Why file a provisional patent application?

Jite Intellectual Property: Why file a provisional patent application?

Filing for a provisional patent is an important first step in protecting your invention. It sets an early patent filing date for your invention as you finalize your invention, complete your non-provisional patent application, seek funding, and conduct market research. Having a provisional application means you can disclose details about your invention to everyone while it is "patent pending." (You may use the “Patent Pending” label throughout the 12-month provisional period or throughout the review period of a nonprovisional utility.) Additionally, the USPTO will not issue a provisional application for fear of compromising the confidentiality of your invention.

Provisional applications are cheaper and easier to file than non-provisional patent applications, can be completed quickly, and should be completed before the invention is publicly disclosed, although it can be done after.
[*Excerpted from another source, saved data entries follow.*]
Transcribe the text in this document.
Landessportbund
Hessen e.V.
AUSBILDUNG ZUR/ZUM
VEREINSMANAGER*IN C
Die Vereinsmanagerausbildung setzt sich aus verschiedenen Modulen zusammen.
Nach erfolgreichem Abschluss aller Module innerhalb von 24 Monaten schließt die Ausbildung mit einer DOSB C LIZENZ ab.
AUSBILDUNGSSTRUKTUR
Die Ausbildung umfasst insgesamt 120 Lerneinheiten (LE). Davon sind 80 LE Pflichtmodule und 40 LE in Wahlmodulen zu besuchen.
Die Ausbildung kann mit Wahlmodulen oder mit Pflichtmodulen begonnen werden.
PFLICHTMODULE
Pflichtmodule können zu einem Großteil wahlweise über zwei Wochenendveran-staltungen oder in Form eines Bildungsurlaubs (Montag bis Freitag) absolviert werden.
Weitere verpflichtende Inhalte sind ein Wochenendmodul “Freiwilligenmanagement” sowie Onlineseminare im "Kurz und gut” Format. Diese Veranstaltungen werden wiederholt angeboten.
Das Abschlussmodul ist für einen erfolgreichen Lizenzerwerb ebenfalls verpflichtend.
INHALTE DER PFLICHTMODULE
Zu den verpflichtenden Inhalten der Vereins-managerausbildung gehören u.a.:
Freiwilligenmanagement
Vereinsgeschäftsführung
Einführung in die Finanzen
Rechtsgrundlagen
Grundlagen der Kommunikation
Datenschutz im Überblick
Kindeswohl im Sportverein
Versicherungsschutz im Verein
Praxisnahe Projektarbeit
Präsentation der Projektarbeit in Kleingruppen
Best of all, filing a provisional application establishes an official filing date with the USPTO - now that the PTO is going from "first to invent" to "first to invent," your filing date is the only important determining factor in who gets a patent.

With a provisional application, you can promote your invention with confidence. Finally, if you significantly improve or change your invention after filing a provisional application, or decide not to proceed with a non-provisional application, the lower cost and turnaround time of a provisional application means you haven't experienced something more costly. and non-temporary processes that are premature or unnecessarily difficult. Finally, multiple provisional applications can be combined into a later-filed non-provisional application - if your first provisional application fully details the invention that appears in your non-provisional application, you can get the earliest filing of the entire application Dates were invented!